Edition de mardi du Wall Street Journal: Serono a mandaté la banque d’affaire américaine Goldman Sachs afin d’«explorer diverses alternatives stratégiques».

La nouvelle est confirmée par le groupe basé à Genève. Son porte-parole nuance: «Il n’y aucune assurance qu’une quelconque transaction soit menée à terme.»

Rapidement, les rumeurs enflent. Le cours en bourse du second acteur de la branche en Europe termine la séance boursière de mardi sur un gain de 8% avant d’évoluer en légère progression mercredi.

Piste régulièrement reprise par les observateurs, celle d’un rachat de Serono par un autre grand du secteur. Les noms de Novo Nordisk, Novartis, Roche ou Pfizer sont évoqués.

swissinfo: Que cache ce mandat octroyé par Serono à Goldman Sachs?

Michel Auch: J’ai toujours eu le sentiment qu’Ernesto Bertarelli (patron du groupe) pensait que son titre valait plus que ce que le marché ou les investisseurs étaient prêts à payer.

Serono cherche peut-être à voir comment elle serait évaluée dans un autre contexte – qu’elle est la valeur industrielle de Serono actuellement?

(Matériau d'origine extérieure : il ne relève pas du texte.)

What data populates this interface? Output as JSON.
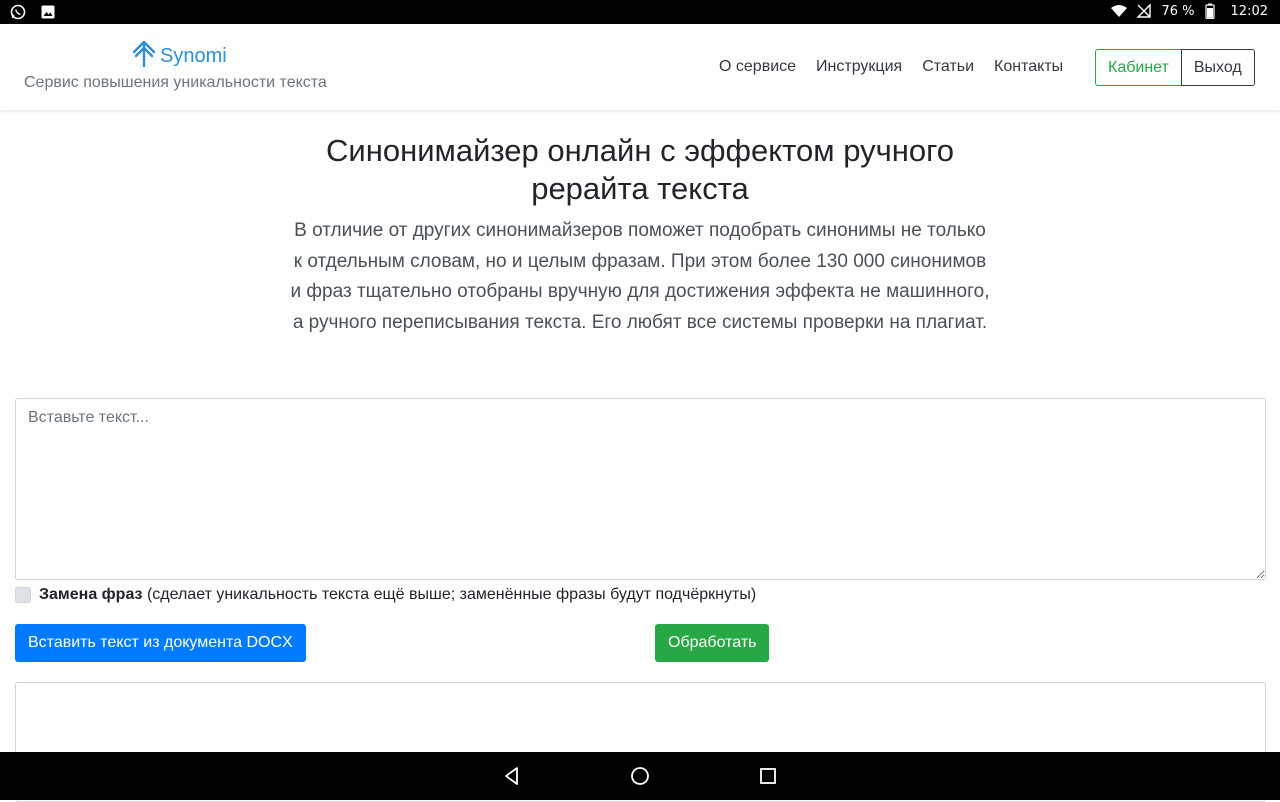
{
  "status_bar": {
    "battery": "76 %",
    "time": "12:02",
    "left_icons": [
      "whatsapp-icon",
      "image-icon"
    ],
    "right_icons": [
      "wifi-icon",
      "no-signal-icon",
      "battery-icon"
    ]
  },
  "header": {
    "brand": "Synomi",
    "tagline": "Сервис повышения уникальности текста",
    "nav": [
      "О сервисе",
      "Инструкция",
      "Статьи",
      "Контакты"
    ],
    "cabinet_label": "Кабинет",
    "exit_label": "Выход",
    "colors": {
      "brand": "#2d8fd8",
      "success": "#28a745"
    }
  },
  "main": {
    "title": "Синонимайзер онлайн с эффектом ручного рерайта текста",
    "lead": "В отличие от других синонимайзеров поможет подобрать синонимы не только к отдельным словам, но и целым фразам. При этом более 130 000 синонимов и фраз тщательно отобраны вручную для достижения эффекта не машинного, а ручного переписывания текста. Его любят все системы проверки на плагиат.",
    "input_placeholder": "Вставьте текст...",
    "input_value": "",
    "option_bold": "Замена фраз",
    "option_text": "(сделает уникальность текста ещё выше; заменённые фразы будут подчёркнуты)",
    "docx_button": "Вставить текст из документа DOCX",
    "process_button": "Обработать",
    "colors": {
      "primary": "#007bff",
      "success": "#28a745"
    }
  },
  "android_nav": [
    "back-icon",
    "home-icon",
    "recents-icon"
  ]
}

L’idée est de déterminer l’existence ou non d’un écart entre la valeur en bourse du titre et le prix réel de Serono pour une entreprise tierce qui voudrait la racheter.

swissinfo: Vous formulez une hypothèse liée à la première…

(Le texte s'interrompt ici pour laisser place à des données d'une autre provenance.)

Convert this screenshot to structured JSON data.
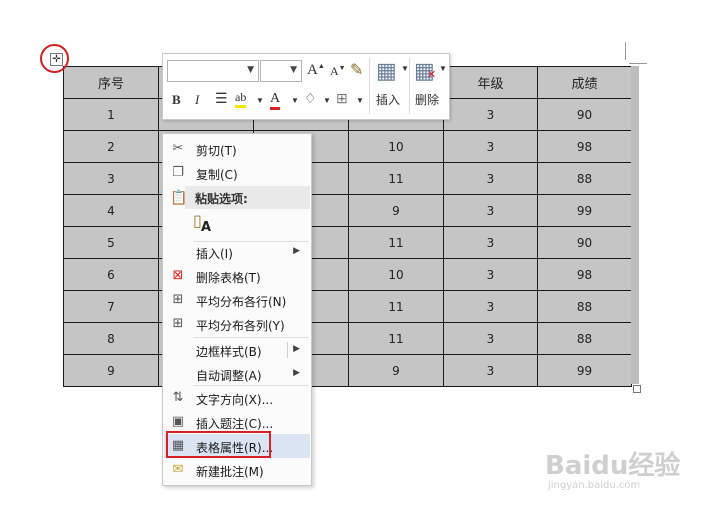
{
  "table": {
    "headers": [
      "序号",
      "",
      "",
      "",
      "年级",
      "成绩"
    ],
    "rows": [
      [
        "1",
        "",
        "",
        "",
        "3",
        "90"
      ],
      [
        "2",
        "",
        "",
        "10",
        "3",
        "98"
      ],
      [
        "3",
        "",
        "",
        "11",
        "3",
        "88"
      ],
      [
        "4",
        "",
        "",
        "9",
        "3",
        "99"
      ],
      [
        "5",
        "",
        "",
        "11",
        "3",
        "90"
      ],
      [
        "6",
        "",
        "",
        "10",
        "3",
        "98"
      ],
      [
        "7",
        "",
        "",
        "11",
        "3",
        "88"
      ],
      [
        "8",
        "",
        "",
        "11",
        "3",
        "88"
      ],
      [
        "9",
        "",
        "",
        "9",
        "3",
        "99"
      ]
    ]
  },
  "mini_toolbar": {
    "font_name": "",
    "font_size": "",
    "grow_font": "A",
    "shrink_font": "A",
    "bold": "B",
    "italic": "I",
    "font_color": "A",
    "insert_label": "插入",
    "delete_label": "删除"
  },
  "context_menu": {
    "cut": "剪切(T)",
    "copy": "复制(C)",
    "paste_options_header": "粘贴选项:",
    "paste_keep_text": "A",
    "insert": "插入(I)",
    "delete_table": "删除表格(T)",
    "distribute_rows": "平均分布各行(N)",
    "distribute_columns": "平均分布各列(Y)",
    "border_styles": "边框样式(B)",
    "autofit": "自动调整(A)",
    "text_direction": "文字方向(X)...",
    "insert_caption": "插入题注(C)...",
    "table_properties": "表格属性(R)...",
    "new_comment": "新建批注(M)"
  },
  "watermark": {
    "text": "Baidu经验",
    "sub": "jingyan.baidu.com"
  },
  "colors": {
    "table_fill": "#c5c5c5",
    "highlight_red": "#d82020",
    "menu_hover": "#dbe4f2"
  }
}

M.A.: Serono veut peut-être voir ce que vaudrait l’entreprise pour un autre groupe, avec l’idée de racheter les parts qui lui manquent (la famille Bertarelli possède 60% du capital).

Estimant que les investisseurs ne le suivent pas sur la valeur de l’entreprise, Ernesto Bertarelli pourrait leur offrir, disons 1100 francs par action (moins de 1000 francs actuellement). Tout le monde serait content et lui se retirerait de la bourse.

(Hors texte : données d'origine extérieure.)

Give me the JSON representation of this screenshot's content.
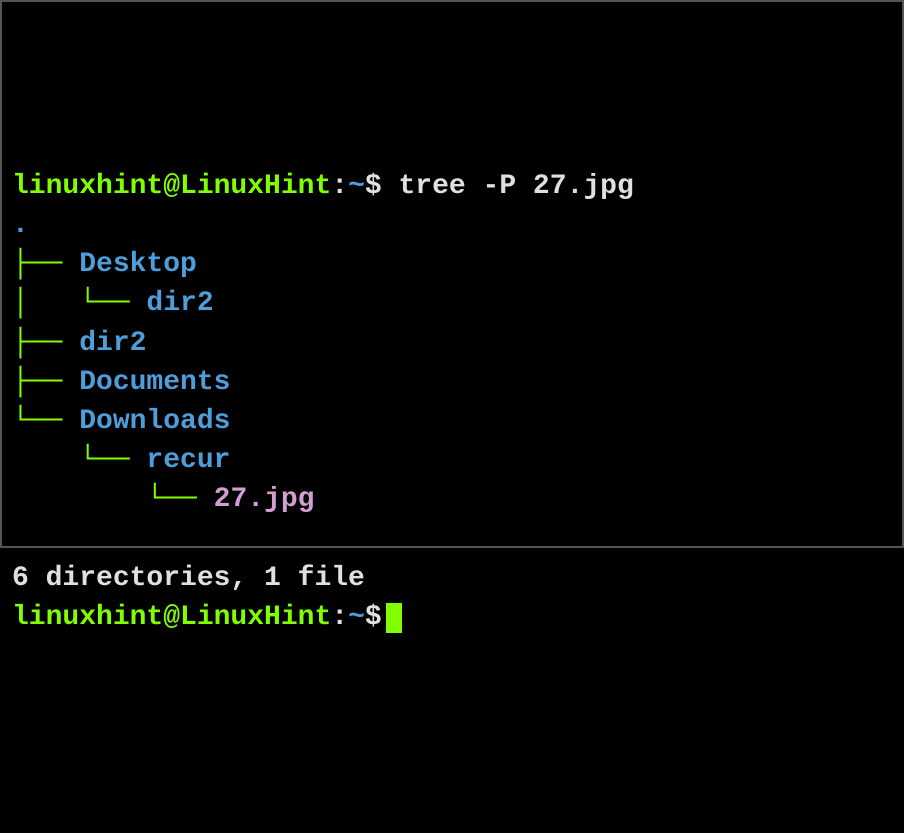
{
  "prompt1": {
    "user_host": "linuxhint@LinuxHint",
    "separator": ":",
    "path": "~",
    "dollar": "$",
    "command": " tree -P 27.jpg"
  },
  "tree": {
    "root": ".",
    "l1_prefix": "├── ",
    "l1_last_prefix": "└── ",
    "l2_prefix": "│   └── ",
    "l2_cont_prefix": "    └── ",
    "l3_cont_prefix": "        └── ",
    "entries": {
      "desktop": "Desktop",
      "desktop_dir2": "dir2",
      "dir2": "dir2",
      "documents": "Documents",
      "downloads": "Downloads",
      "recur": "recur",
      "file": "27.jpg"
    }
  },
  "summary": "6 directories, 1 file",
  "prompt2": {
    "user_host": "linuxhint@LinuxHint",
    "separator": ":",
    "path": "~",
    "dollar": "$"
  }
}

En réalité, je crois que Serono essaie juste d’appréhender toutes les possibilités qui s’offrent à elle pour créer de la valeur pour ses actionnaires, dont font partie les Bertarelli. Tout simplement.

Là où j’ai un problème avec la vente de Serono à un grand groupe, c’est que Serono, aujourd’hui, fait 55% de son chiffre d’affaires avec son médicament Rebif (contre la sclérose en plaque).

De nouveaux entrants devraient arriver dans ce domaine vers 2008-2009. Si on ne connaît pas leur valeur actuellement, potentiellement, cette perspective limite le prix de rachat de Serono. Elle implique un gros risque opérationnel.

J’ai donc peine à croire qu’un gros groupe pharmaceutique pourrait se retrouver avec Ernesto Bertarelli sur un chiffre commun.

swissinfo: Est-il possible que le marché n’ait pas connaissance d’une information importante – un problème personnel du patron par exemple?

M.A.: C’est toujours possible. Lors des résultats de début d’année, nous avons quand même eu la belle surprise de voir qu’ils avaient provisionné 724 millions pour une amende. Personne n’en avait jamais parlé. Cela n’a pas été très bien pris.

Voyant qu’un management est capable de faire des cachotteries – je ne parle pas de mensonge bien sûr – il est possible d’imaginer qu’il nous cache quelque chose.

Ernesto Bertarelli est un battant. Et à moins d’une maladie qui le verrait disparaître dans les trois semaines avec une probabilité de 100%, j’ai de la peine à croire qu’il n’aurait pas envie de se battre.

De plus, en cas de pépin, il n’est pas seul. Il dispose de cadres compétents. C’est donc une idée que j’ai de la peine à retenir.

swissinfo: Les observateurs évoquent aussi la possibilité que Serono, plutôt que d’être rachetée, rachète. Qu’en pensez-vous?

M.A.: Ça me paraît cohérent. J’ai de la peine à citer des noms. Mais c’est une hypothèse à retenir. Le marché dit régulièrement que Serono n’a pas le médicament à plus de 500 millions de dollars qui pourrait rassurer les intervenants à l’horizon 2008-2009.

Serono recherche peut-être le médicament à insérer dans sa palette. J’attribue à ce scénario une probabilité plus forte qu’une OPA sur le groupe suisse.

Interview swissinfo: Pierre-François Besson

Ernesto Bertarelli a pris les rênes de Serono, confiées par son père, en 1996.
Le groupe suisse est basé à Genève, où il achève la construction de son nouveau centre opérationnel.
Il est actif notamment dans les biotechnologies, la médecine de la reproduction et la neurologie.
En 2004, son chiffre d’affaires s’est monté à 2,7 milliards de francs et son bénéfice net à 504 millions.
Serono emploie 4900 collaborateurs dans le monde.